Word by word, closer to what I need to know." (
Dig in and Read.)

also part of the post: a book. Francine Prose, Reading Like a Writer. which again, via google, led to inspiring lines about books, and about reading.

"Gabriel Garcia Márquez once told an interviewer at the Paris Review that the first time he read Kafka’s Metamorphosis it nearly knocked him clear off his bed. “I didn’t know anyone was allowed to write things like that,” he said. “If I had known, I would have started writing a long time ago.
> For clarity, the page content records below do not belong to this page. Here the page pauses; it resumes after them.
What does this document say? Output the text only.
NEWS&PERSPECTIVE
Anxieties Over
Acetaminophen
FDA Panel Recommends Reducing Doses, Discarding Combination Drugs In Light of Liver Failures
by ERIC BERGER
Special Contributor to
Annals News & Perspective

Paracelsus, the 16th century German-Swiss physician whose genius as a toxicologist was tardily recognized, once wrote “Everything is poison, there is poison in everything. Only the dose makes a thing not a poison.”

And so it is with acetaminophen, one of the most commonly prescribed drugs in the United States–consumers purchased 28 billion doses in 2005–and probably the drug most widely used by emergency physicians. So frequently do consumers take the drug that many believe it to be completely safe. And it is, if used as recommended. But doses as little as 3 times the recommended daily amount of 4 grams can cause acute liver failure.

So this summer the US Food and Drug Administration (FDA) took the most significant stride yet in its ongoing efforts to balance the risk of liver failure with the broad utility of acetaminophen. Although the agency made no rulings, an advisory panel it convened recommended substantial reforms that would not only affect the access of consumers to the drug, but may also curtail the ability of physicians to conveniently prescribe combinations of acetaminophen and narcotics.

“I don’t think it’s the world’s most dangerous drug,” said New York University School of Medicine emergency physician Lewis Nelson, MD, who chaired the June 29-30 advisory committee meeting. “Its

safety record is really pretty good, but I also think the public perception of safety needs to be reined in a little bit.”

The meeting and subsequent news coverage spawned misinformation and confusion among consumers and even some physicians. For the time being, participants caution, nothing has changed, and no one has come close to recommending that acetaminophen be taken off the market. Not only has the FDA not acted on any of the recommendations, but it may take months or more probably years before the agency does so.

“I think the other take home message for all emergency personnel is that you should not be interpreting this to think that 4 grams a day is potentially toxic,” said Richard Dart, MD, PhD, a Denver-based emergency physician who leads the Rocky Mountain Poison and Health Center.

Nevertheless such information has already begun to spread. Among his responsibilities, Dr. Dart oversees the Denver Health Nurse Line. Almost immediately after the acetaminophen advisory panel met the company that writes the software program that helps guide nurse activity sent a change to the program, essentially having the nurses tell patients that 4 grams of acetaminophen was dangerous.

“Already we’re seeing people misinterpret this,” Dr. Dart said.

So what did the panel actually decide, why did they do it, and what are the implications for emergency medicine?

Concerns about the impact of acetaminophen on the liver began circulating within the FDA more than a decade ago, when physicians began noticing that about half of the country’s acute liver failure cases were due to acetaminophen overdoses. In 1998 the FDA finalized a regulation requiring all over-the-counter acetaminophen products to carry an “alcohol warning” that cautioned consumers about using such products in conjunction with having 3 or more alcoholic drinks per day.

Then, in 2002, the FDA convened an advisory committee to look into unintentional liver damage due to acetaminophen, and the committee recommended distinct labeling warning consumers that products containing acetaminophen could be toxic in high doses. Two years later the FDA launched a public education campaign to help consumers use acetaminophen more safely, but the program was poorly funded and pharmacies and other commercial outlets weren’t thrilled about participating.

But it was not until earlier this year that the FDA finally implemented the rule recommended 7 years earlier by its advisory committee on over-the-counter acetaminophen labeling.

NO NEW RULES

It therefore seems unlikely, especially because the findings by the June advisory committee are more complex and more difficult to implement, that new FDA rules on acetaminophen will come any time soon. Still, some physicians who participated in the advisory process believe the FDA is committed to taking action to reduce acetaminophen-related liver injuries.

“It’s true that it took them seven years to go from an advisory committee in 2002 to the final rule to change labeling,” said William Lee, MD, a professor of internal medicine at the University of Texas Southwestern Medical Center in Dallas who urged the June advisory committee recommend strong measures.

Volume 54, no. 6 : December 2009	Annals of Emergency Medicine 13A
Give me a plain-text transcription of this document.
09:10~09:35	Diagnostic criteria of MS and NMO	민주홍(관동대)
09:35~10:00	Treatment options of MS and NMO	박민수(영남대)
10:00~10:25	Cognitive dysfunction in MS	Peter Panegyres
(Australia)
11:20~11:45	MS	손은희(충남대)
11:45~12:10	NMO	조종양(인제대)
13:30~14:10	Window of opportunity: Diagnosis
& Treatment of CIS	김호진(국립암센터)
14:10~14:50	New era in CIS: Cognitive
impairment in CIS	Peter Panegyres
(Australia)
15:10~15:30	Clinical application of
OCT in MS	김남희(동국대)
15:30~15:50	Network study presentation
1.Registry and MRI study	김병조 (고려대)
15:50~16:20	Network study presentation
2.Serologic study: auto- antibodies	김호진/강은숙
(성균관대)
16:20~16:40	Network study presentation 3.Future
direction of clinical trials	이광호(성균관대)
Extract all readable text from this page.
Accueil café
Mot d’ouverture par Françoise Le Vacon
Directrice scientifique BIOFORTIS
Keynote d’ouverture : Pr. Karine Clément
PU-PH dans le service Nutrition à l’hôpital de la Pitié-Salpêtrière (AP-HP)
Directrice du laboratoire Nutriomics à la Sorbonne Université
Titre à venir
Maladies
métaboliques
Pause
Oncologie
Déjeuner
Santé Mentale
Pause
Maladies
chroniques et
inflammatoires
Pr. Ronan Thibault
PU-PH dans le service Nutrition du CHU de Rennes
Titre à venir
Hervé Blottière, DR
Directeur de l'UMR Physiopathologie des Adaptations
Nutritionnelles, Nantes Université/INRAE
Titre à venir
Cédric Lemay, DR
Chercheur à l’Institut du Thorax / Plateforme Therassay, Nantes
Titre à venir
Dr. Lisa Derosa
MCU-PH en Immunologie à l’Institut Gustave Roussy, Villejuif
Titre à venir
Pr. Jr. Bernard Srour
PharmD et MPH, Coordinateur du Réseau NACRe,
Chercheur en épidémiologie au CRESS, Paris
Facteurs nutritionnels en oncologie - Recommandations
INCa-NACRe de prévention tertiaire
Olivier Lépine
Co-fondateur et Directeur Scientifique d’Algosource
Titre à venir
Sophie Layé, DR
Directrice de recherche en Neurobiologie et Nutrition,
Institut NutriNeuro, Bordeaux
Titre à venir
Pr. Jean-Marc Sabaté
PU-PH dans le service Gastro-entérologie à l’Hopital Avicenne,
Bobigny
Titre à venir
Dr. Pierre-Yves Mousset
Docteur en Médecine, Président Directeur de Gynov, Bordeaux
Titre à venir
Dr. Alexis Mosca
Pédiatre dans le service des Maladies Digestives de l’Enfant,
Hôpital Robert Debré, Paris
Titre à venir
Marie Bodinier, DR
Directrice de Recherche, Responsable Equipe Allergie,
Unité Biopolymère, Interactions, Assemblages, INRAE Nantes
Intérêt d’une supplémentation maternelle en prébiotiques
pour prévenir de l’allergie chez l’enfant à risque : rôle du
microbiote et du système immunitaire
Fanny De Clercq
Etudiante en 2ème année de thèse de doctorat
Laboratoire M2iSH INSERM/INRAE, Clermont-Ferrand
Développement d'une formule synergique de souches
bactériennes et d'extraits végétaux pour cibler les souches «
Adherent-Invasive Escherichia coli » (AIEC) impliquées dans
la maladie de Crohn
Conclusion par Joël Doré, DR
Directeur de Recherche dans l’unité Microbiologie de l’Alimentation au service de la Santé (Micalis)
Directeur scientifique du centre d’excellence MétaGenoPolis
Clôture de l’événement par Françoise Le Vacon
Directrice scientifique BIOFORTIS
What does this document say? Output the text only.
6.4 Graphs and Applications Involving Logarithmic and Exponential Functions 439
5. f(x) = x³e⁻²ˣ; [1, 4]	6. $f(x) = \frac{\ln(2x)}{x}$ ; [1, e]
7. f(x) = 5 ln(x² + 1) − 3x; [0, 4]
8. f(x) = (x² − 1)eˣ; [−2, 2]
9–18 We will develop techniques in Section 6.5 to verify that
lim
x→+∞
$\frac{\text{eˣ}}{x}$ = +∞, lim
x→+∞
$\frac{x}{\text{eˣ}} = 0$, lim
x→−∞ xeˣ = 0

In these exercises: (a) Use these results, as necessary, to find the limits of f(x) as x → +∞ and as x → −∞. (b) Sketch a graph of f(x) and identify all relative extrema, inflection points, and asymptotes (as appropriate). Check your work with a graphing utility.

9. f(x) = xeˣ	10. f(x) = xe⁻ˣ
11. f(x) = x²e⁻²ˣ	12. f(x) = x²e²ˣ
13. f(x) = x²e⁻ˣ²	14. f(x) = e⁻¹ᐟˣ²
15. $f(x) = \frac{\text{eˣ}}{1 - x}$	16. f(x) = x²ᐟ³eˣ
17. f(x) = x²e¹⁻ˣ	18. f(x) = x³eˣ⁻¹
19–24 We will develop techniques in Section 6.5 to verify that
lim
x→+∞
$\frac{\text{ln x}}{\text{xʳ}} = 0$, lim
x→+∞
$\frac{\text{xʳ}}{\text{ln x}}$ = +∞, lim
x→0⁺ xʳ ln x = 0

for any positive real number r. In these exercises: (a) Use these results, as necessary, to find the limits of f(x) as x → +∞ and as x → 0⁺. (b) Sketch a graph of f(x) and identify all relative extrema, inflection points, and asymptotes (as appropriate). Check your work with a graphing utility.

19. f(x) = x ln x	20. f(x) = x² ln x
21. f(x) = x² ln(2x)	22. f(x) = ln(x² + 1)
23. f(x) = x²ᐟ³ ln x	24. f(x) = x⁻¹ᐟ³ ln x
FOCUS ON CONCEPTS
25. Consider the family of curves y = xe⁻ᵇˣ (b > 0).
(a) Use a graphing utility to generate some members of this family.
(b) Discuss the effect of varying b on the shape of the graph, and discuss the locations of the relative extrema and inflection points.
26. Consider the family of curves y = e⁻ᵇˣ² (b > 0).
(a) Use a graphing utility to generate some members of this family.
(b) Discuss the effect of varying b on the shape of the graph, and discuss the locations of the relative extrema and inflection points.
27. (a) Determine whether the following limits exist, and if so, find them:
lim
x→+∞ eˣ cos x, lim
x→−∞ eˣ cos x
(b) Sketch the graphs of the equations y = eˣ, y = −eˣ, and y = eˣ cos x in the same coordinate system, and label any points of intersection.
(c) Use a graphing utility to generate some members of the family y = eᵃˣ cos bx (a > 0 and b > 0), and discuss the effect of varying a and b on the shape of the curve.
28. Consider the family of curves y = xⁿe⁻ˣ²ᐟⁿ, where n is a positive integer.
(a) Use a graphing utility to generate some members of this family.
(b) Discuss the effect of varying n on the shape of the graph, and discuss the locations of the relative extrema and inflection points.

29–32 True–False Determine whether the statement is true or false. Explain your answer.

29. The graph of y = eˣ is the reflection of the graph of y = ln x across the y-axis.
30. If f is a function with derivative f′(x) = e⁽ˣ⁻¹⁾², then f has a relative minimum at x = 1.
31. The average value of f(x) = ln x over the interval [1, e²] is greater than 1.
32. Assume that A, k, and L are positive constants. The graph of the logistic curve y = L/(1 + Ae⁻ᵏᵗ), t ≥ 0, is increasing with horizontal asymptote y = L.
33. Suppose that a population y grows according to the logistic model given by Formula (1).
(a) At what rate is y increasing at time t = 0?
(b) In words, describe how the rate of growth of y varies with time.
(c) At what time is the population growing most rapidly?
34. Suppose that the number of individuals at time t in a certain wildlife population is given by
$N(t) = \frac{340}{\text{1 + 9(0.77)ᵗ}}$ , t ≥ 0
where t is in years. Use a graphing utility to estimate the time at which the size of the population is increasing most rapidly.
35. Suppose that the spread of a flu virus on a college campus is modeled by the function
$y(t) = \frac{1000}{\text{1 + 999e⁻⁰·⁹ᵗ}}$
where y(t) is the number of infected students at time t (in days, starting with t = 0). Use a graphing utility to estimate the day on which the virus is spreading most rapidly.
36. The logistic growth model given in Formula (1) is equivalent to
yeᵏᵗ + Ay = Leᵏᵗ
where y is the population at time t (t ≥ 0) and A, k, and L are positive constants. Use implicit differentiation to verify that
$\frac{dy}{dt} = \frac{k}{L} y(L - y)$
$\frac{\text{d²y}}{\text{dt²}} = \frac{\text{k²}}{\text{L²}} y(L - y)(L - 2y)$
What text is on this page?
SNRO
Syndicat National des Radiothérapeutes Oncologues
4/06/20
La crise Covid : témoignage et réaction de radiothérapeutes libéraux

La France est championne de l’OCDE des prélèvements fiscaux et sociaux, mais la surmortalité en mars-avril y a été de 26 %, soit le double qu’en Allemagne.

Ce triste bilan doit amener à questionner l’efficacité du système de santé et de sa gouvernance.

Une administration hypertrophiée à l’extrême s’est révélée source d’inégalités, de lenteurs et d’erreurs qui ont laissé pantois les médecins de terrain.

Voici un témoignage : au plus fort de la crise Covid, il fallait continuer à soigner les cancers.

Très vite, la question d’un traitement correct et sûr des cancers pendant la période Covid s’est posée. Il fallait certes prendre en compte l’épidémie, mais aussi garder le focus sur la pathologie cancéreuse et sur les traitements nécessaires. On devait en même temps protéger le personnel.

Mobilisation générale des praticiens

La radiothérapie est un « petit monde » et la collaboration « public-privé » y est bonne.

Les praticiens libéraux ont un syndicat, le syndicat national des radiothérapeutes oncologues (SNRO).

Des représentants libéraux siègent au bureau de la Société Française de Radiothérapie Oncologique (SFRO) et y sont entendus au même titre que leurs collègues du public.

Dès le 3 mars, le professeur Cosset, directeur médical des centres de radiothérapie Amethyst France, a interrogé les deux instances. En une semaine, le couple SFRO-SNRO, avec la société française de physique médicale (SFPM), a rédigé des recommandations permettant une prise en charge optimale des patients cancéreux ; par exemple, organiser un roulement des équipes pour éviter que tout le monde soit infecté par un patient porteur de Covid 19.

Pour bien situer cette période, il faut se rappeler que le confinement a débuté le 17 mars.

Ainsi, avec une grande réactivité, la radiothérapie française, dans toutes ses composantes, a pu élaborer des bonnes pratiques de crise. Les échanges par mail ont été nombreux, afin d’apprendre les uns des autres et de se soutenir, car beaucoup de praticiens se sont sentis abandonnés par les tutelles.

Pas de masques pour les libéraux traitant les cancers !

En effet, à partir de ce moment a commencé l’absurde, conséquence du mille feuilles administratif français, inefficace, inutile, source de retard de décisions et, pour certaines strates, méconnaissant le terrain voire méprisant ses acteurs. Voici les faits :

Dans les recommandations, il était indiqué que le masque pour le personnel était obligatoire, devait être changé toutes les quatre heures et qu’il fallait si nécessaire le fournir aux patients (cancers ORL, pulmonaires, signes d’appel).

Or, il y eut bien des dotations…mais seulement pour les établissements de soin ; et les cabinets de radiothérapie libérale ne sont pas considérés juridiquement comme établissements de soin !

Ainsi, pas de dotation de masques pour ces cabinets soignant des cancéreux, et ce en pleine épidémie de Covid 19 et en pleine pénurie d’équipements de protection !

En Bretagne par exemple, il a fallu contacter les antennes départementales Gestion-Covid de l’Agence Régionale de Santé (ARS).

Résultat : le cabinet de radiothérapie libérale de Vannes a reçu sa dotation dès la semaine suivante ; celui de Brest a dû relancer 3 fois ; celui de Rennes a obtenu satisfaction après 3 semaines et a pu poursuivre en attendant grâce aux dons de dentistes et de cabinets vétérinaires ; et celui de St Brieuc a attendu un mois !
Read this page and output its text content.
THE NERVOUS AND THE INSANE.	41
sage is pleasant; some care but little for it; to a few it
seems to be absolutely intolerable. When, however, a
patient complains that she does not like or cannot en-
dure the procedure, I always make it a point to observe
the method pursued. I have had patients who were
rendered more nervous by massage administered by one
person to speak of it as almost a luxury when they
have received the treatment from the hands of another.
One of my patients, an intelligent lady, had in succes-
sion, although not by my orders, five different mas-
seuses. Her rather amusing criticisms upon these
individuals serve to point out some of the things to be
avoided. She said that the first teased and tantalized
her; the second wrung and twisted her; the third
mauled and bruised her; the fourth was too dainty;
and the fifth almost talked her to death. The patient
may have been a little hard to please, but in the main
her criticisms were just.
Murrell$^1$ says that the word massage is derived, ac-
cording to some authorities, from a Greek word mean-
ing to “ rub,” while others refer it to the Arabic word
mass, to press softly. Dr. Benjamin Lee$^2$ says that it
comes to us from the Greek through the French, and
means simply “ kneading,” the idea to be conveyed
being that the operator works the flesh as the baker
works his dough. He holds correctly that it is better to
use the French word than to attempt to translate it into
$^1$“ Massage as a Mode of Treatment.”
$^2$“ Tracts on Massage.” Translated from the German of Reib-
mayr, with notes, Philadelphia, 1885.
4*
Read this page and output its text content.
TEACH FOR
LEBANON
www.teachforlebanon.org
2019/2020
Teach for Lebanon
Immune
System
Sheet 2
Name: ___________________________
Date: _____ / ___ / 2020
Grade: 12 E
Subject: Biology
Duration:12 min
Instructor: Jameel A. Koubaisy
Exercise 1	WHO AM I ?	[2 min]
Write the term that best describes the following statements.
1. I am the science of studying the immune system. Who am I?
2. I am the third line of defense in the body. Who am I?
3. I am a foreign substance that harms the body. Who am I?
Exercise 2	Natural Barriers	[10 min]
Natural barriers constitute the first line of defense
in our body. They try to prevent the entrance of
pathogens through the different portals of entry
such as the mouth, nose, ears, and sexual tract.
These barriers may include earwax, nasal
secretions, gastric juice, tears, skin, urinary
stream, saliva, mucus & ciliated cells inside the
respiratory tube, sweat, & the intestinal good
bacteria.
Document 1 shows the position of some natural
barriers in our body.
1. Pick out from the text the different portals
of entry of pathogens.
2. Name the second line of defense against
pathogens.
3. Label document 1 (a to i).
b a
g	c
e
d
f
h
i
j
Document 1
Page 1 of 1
So immediately I started writing.” (Reading and Writing)

words and the worlds they open up. i am still lost in the The Time Traveler's Wife, and don't want it to end.

Saturday, January 05, 2008

under construction



day 5 of the new year. it still feels strange to type 2008. strange like the air outside, warm today, under a grey, tired sky. the magic frozen forest has gone, together with the spectacle of snow sunrises. winter temporarily moved to spain and bulgaria.

i'm moody today. they closed the small supermarket 2 streets down, so filling the fridge now equals having to take the car. which made me drive past the swan lakes at least. only that they today came without swans.

smile. do i sound like i want to jump back through time, to the start of december? the book i am reading now could suggest such fancy thoughts: it's The Time Traveler's Wife, written by Audrey Niffenegger. who has a lovely website that looks very much like this new year still does: full of promise and almost completely under construction.

---

new: blueprint21 poem - 359 degrees

Tuesday, January 01, 2008

Zeitgeist



first day of the new year. wind from the east, skipping snow flakes from twigs. a red wood pecker on the top of a fir tree. on the wall, the new calendar. a do-it-yourself version. all white yet, apart from January.

the word of the day: Zeitgeist. "The spirit of time; the general intellectual and moral state or temper characteristic of any period of time."

now to come: a cup of tea, and the last pages of the Eternals, a strangely fitting book to end and start a year. especially as, while writing this post, it now made me click into Neil Gaiman's blog and find this beautiful new year wish:

"May your coming year be filled with magic and dreams and good madness. I hope you read some fine books and kiss someone who thinks you're wonderful, and don't to forget make some art -- write or draw or build or sing or live as only you can. And I hope, somewhere in the next year, you surprise yourself."